Na semana passada, um cidadão negro foi espancado no estacionamento de um supermercado na cidade de Porto Alegre após iniciar uma briga dentro do estabelecimento. Aparentemente, os seguranças da loja o tiraram de dentro e espancaram até que o cliente morreu, supostamente devido ao espancamento.

Nenhum dos detalhes reportados foi confirmado pelas autoridades responsáveis, pois a investigação não foi concluída, mas os dois guardas que espancaram o cliente estão presos sem direito a sair sob fiança.

Apesar da rápida retaliação contra os supostos responsáveis, milhares de pessoas se aglomeraram rapidamente na entrada do supermercado onde ocorreu o incidente para protestar.

Esse protesto rapidamente se transformou em atos de violência ao estilo Black Lives Matter e Antifa. Veículos pertencentes a clientes do estabelecimento e propriedade privada perto do supermercado foram danificados por membros do grupo de manifestantes.

O vídeo da surra foi divulgado nas redes sociais e obviamente causou grande indignação na população. A ironia desse suposto ultraje é que, assim como acontece em Detroit, por exemplo, mulheres e homens negros morrem diariamente em diferentes partes do Brasil devido à violência perpetrada por gangues de traficantes, execuções e agressões; mas, nesses casos, ninguém se indigna ou destrói a propriedade privada.

Na verdade, como também é o caso nos Estados Unidos, a maior parte da violência contra os negros no Brasil é realizada por negros, não por policiais ou seguranças.

A hipocrisia desse último ato de violência contra um cidadão negro é a mesma usada nos Estados Unidos. O cliente foi espancado por brancos, então o escândalo deve ser maior.

Aparentemente, as vidas dos negros que morrem por violência física cometida por outros negros não valem tanto quanto aqueles que morrem nas mãos de seguranças brancos.

A família do homem e a sociedade brasileira definem sua morte como um crime racial e a reação violenta tem se intensificado em várias cidades do Brasil, onde os violentos atacaram supermercados, que segundo eles representam o abuso racial brasileiro.

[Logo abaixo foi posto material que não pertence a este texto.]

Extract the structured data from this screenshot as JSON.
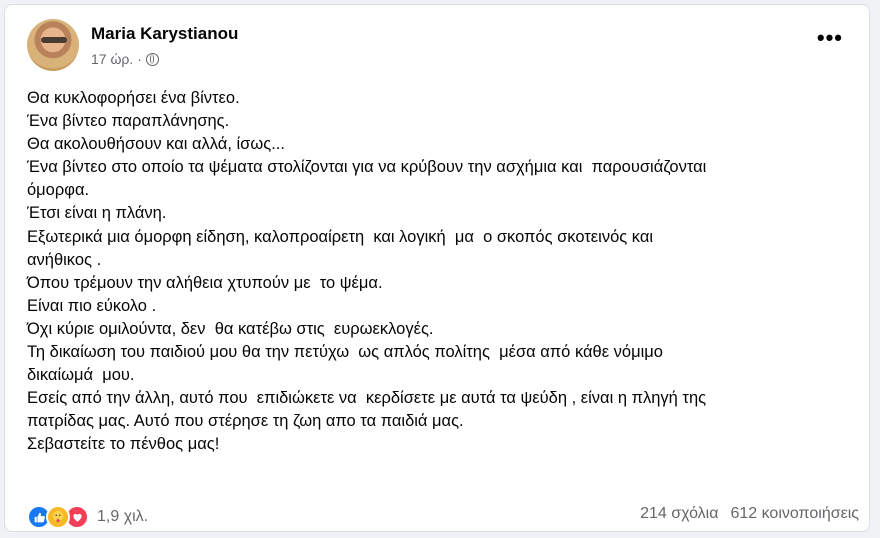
{
  "post": {
    "author": "Maria Karystianou",
    "time": "17 ώρ.",
    "separator": "·",
    "privacy_icon": "globe-icon",
    "more_label": "•••",
    "lines": [
      "Θα κυκλοφορήσει ένα βίντεο.",
      "Ένα βίντεο παραπλάνησης.",
      "Θα ακολουθήσουν και αλλά, ίσως...",
      "Ένα βίντεο στο οποίο τα ψέματα στολίζονται για να κρύβουν την ασχήμια και  παρουσιάζονται",
      "όμορφα.",
      "Έτσι είναι η πλάνη.",
      "Εξωτερικά μια όμορφη είδηση, καλοπροαίρετη  και λογική  μα  ο σκοπός σκοτεινός και",
      "ανήθικος .",
      "Όπου τρέμουν την αλήθεια χτυπούν με  το ψέμα.",
      "Είναι πιο εύκολο .",
      "Όχι κύριε ομιλούντα, δεν  θα κατέβω στις  ευρωεκλογές.",
      "Τη δικαίωση του παιδιού μου θα την πετύχω  ως απλός πολίτης  μέσα από κάθε νόμιμο",
      "δικαίωμά  μου.",
      "Εσείς από την άλλη, αυτό που  επιδιώκετε να  κερδίσετε με αυτά τα ψεύδη , είναι η πληγή της",
      "πατρίδας μας. Αυτό που στέρησε τη ζωη απο τα παιδιά μας.",
      "Σεβαστείτε το πένθος μας!"
    ],
    "reactions": {
      "icons": [
        "like-icon",
        "care-icon",
        "love-icon"
      ],
      "count": "1,9 χιλ."
    },
    "comments": "214 σχόλια",
    "shares": "612 κοινοποιήσεις"
  },
  "colors": {
    "background": "#f0f2f5",
    "card": "#ffffff",
    "text": "#050505",
    "secondary_text": "#65676b",
    "like": "#1877f2",
    "care": "#f7b928",
    "love": "#f33e58"
  }
}
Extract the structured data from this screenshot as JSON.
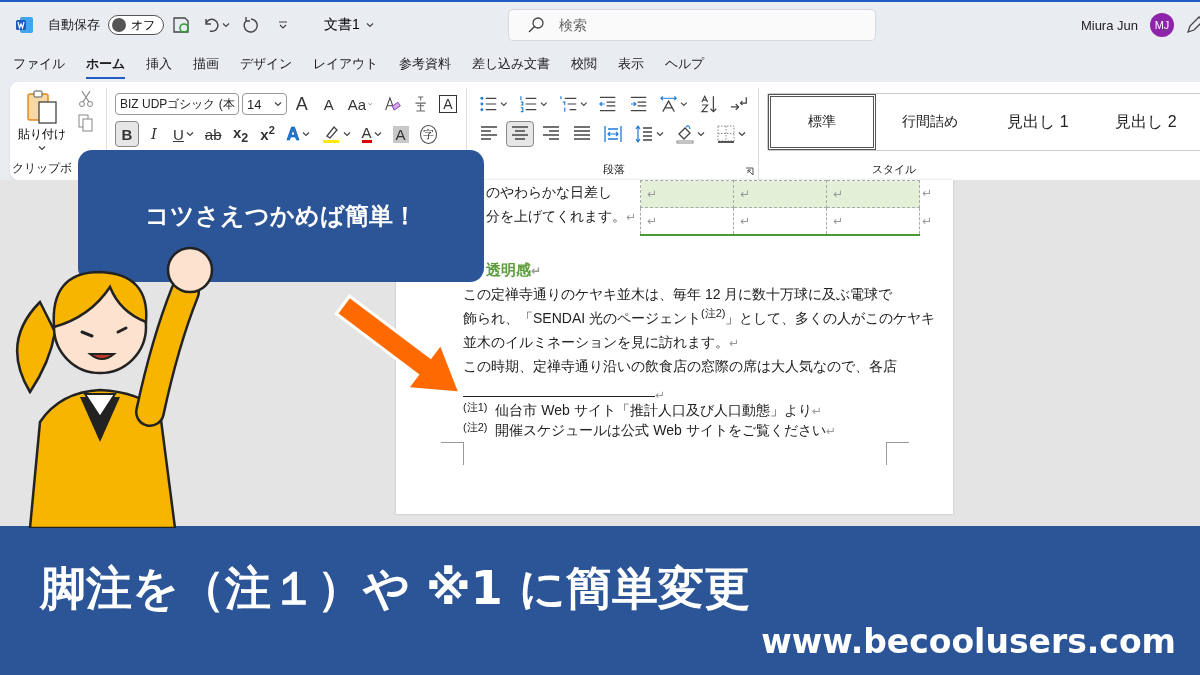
{
  "title_bar": {
    "autosave_label": "自動保存",
    "autosave_toggle": {
      "label": "オフ",
      "on": false
    },
    "document_title": "文書1",
    "search": {
      "placeholder": "検索"
    },
    "user_name": "Miura Jun",
    "avatar": "MJ"
  },
  "tabs": [
    {
      "label": "ファイル",
      "selected": false
    },
    {
      "label": "ホーム",
      "selected": true
    },
    {
      "label": "挿入",
      "selected": false
    },
    {
      "label": "描画",
      "selected": false
    },
    {
      "label": "デザイン",
      "selected": false
    },
    {
      "label": "レイアウト",
      "selected": false
    },
    {
      "label": "参考資料",
      "selected": false
    },
    {
      "label": "差し込み文書",
      "selected": false
    },
    {
      "label": "校閲",
      "selected": false
    },
    {
      "label": "表示",
      "selected": false
    },
    {
      "label": "ヘルプ",
      "selected": false
    }
  ],
  "ribbon": {
    "clipboard": {
      "paste_label": "貼り付け",
      "group_label": "クリップボ"
    },
    "font": {
      "font_name": "BIZ UDPゴシック (本",
      "font_size": "14",
      "row1": [
        {
          "kind": "grow",
          "label": "A",
          "on": false
        },
        {
          "kind": "shrink",
          "label": "A",
          "on": false
        },
        {
          "kind": "case",
          "label": "Aa",
          "on": false,
          "dropdown": true
        },
        {
          "kind": "clear",
          "on": false
        },
        {
          "kind": "phonetic",
          "on": false
        },
        {
          "kind": "border",
          "label": "A",
          "on": false
        }
      ],
      "row2": [
        {
          "kind": "bold",
          "label": "B",
          "on": true
        },
        {
          "kind": "italic",
          "label": "I",
          "on": false
        },
        {
          "kind": "underline",
          "label": "U",
          "on": false,
          "dropdown": true
        },
        {
          "kind": "strike",
          "label": "ab",
          "on": false
        },
        {
          "kind": "sub",
          "label": "x$_{2}$",
          "on": false
        },
        {
          "kind": "sup",
          "label": "x$^{2}$",
          "on": false
        },
        {
          "kind": "effect",
          "label": "A",
          "on": false,
          "dropdown": true
        },
        {
          "kind": "highlight",
          "on": false,
          "dropdown": true
        },
        {
          "kind": "color",
          "label": "A",
          "on": false,
          "dropdown": true
        },
        {
          "kind": "shade",
          "label": "A",
          "on": false
        },
        {
          "kind": "enclose",
          "label": "字",
          "on": false
        }
      ]
    },
    "paragraph": {
      "group_label": "段落",
      "row1": [
        {
          "kind": "bullets",
          "on": false,
          "dropdown": true
        },
        {
          "kind": "numbering",
          "on": false,
          "dropdown": true
        },
        {
          "kind": "multilevel",
          "on": false,
          "dropdown": true
        },
        {
          "kind": "outdent",
          "on": false
        },
        {
          "kind": "indent",
          "on": false
        },
        {
          "kind": "direction",
          "on": false,
          "dropdown": true
        },
        {
          "kind": "sort",
          "on": false
        },
        {
          "kind": "marks",
          "on": false
        }
      ],
      "row2": [
        {
          "kind": "left",
          "on": false
        },
        {
          "kind": "center",
          "on": true
        },
        {
          "kind": "right",
          "on": false
        },
        {
          "kind": "justify",
          "on": false
        },
        {
          "kind": "distribute",
          "on": false
        },
        {
          "kind": "spacing",
          "on": false,
          "dropdown": true
        },
        {
          "kind": "fill",
          "on": false,
          "dropdown": true
        },
        {
          "kind": "borders",
          "on": false,
          "dropdown": true
        }
      ]
    },
    "styles": {
      "group_label": "スタイル",
      "items": [
        {
          "label": "標準",
          "selected": true
        },
        {
          "label": "行間詰め",
          "selected": false
        },
        {
          "label": "見出し 1",
          "selected": false
        },
        {
          "label": "見出し 2",
          "selected": false
        }
      ]
    }
  },
  "document": {
    "side_lines": [
      {
        "text": "のやわらかな日差し"
      },
      {
        "text": "分を上げてくれます。",
        "mark": "↵"
      }
    ],
    "table": [
      {
        "shaded": true,
        "cells": [
          "↵",
          "↵",
          "↵"
        ],
        "end": "↵"
      },
      {
        "shaded": false,
        "cells": [
          "↵",
          "↵",
          "↵"
        ],
        "end": "↵"
      }
    ],
    "heading": {
      "text": "透明感",
      "mark": "↵"
    },
    "body": [
      {
        "text": "この定禅寺通りのケヤキ並木は、毎年 12 月に数十万球に及ぶ電球で"
      },
      {
        "text": "飾られ、「SENDAI 光のページェント$^{(注2)}$」として、多くの人がこのケヤキ"
      },
      {
        "text": "並木のイルミネーションを見に訪れます。",
        "mark": "↵"
      },
      {
        "text": "この時期、定禅寺通り沿いの飲食店の窓際の席は大人気なので、各店"
      }
    ],
    "separator_mark": "↵",
    "footnotes": [
      {
        "ref": "(注1)",
        "text": "仙台市 Web サイト「推計人口及び人口動態」より",
        "mark": "↵"
      },
      {
        "ref": "(注2)",
        "text": "開催スケジュールは公式 Web サイトをご覧ください",
        "mark": "↵"
      }
    ]
  },
  "callout": "コツさえつかめば簡単！",
  "banner": {
    "title": "脚注を（注１）や ※1 に簡単変更",
    "url": "www.becoolusers.com"
  }
}
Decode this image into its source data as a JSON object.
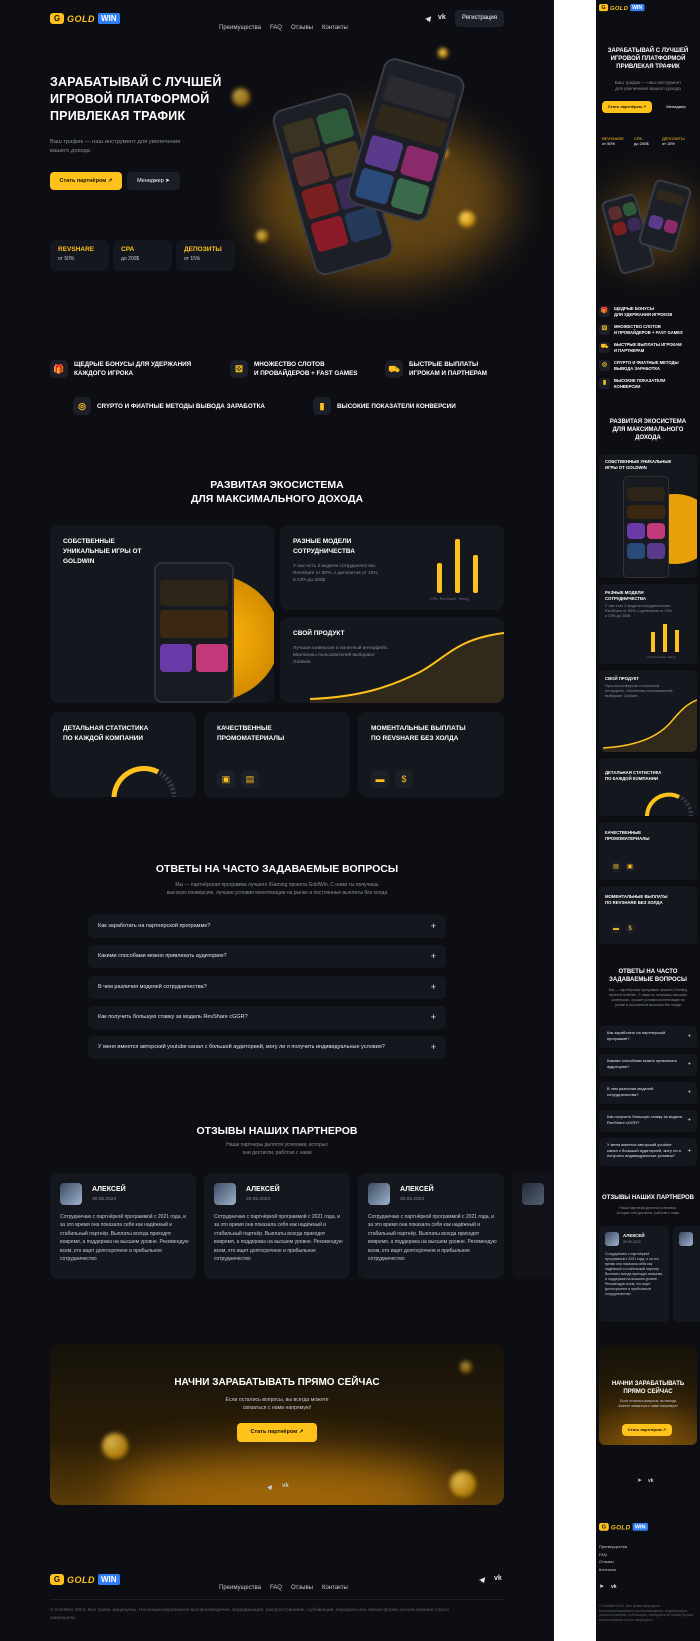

Não está muito claro como é que um supermercado ou uma rede de supermercados é responsável pela violência de dois homens, mas as massas ignorantes atacam e destroem aquilo que eles querem.

Em breve, se o governo não tomar medidas claras e firmes, todos os supermercados, lojas e outros negócios em torno dos supermercados serão atacados por essa multidão de ignorantes violentos que, como nos Estados Unidos, acreditam que destruindo a propriedade privada é como confirmarão suas crenças.

Veremos qual será o papel da mídia no Brasil diante dessa manifestação de violência. Nos Estados Unidos, pessoas violentas destruíram propriedades privadas, agrediram pessoas nas ruas e espancaram aqueles que denunciaram sua violência, mas a mídia os chamou de manifestantes pacíficos.

A mesma mídia também culpou o presidente Trump por incitar à violência, quando eles próprios não ousaram condenar a violência dos manifestantes mascarados.

No Brasil, a situação política é quase idêntica à dos Estados Unidos. A maioria da mídia se opõe veementemente ao presidente Jair Bolsonaro, então não será uma surpresa se a CNN Brasil e a Globo logo começarem a culpar Bolsonaro pela morte do cidadão negro.